Sustainable Energy Systems Group, Environmental Energy Technology Division
Lawrence Berkeley National Laboratory
DATE: Wednesday, September 5, 2018
PLACE: 126 Barrows
To help protect climate, California is currently pursuing 40 and 80% reductions in anthropogenic greenhouse gas emissions (below 1990 levels) by 2030 and 2050, respectively. While carbon dioxide from fossil fuel consumption is estimated from sales tax receipts, non-CO2 GHG emissions are much more difficult to account for accurately and hence require independent verification. This talk describes a decade of collaborative work with multiple research groups and State agencies to develop and apply atmospheric methods that quantify emissions of the three major GHG sources: fossil fuel CO2, methane and nitrous oxide across spatial and temporal scales.

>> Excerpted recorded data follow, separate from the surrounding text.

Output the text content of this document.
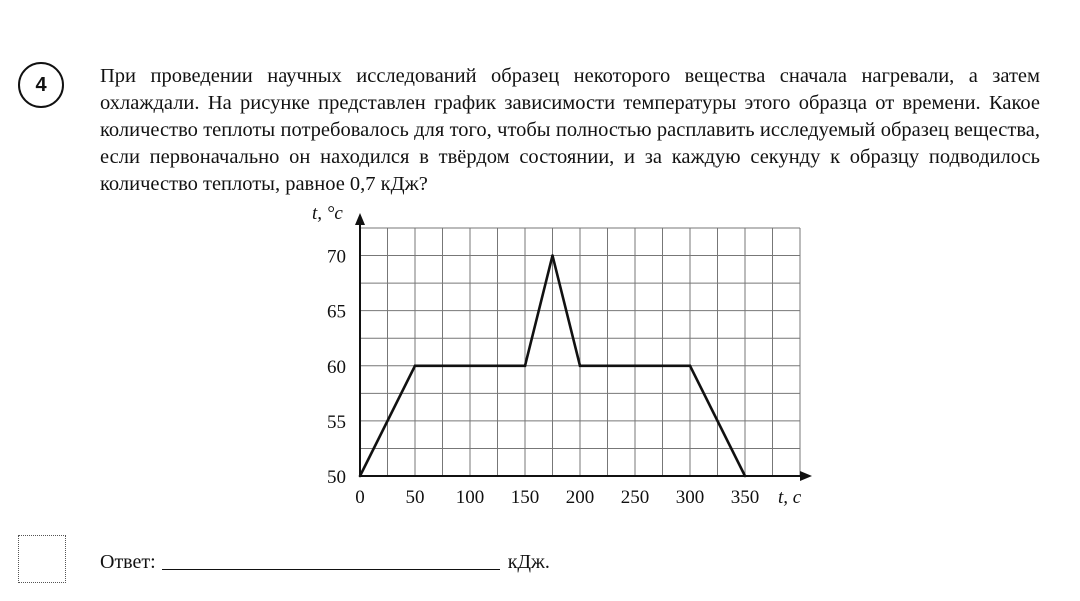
4	При проведении научных исследований образец некоторого вещества сначала нагревали, а затем охлаждали. На рисунке представлен график зависимости температуры этого образца от времени. Какое количество теплоты потребовалось для того, чтобы полностью расплавить исследуемый образец вещества, если первоначально он находился в твёрдом состоянии, и за каждую секунду к образцу подводилось количество теплоты, равное 0,7 кДж?

0 50 100 150 200 250 300 350
50
55
60
65
70
t, °c
t, c
Ответ:	кДж.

Dr. Marc L. Fischer is staff scientist in the Sustainable Energy Systems Group and Energy Technology Area at the Lawrence Berkeley National Laboratory (LBNL), and an associate researcher at the Air Quality Research Center at the University of California, Davis. Dr. Fischer’s work focuses on quantifying and mitigating Earth radiative forcing due to greenhouse (GHG) gases and human habitation, and development of sustainable solutions for energy related environmental problems. The work includes development and application of measurement technologies for atmospheric trace gases, modeling of atmospheric GHG concentrations and solar radiative forcing in response to air pollution, quantification of GHG emissions from facility to regional scales, and identification of cost effective options to mitigate emissions and reduce radiative forcing. Fischer received B.S., M.S. and Ph.D. degrees in Physics from the Massachusetts Institute of Technology, University of Illinois, and University of California, Berkeley, respectively.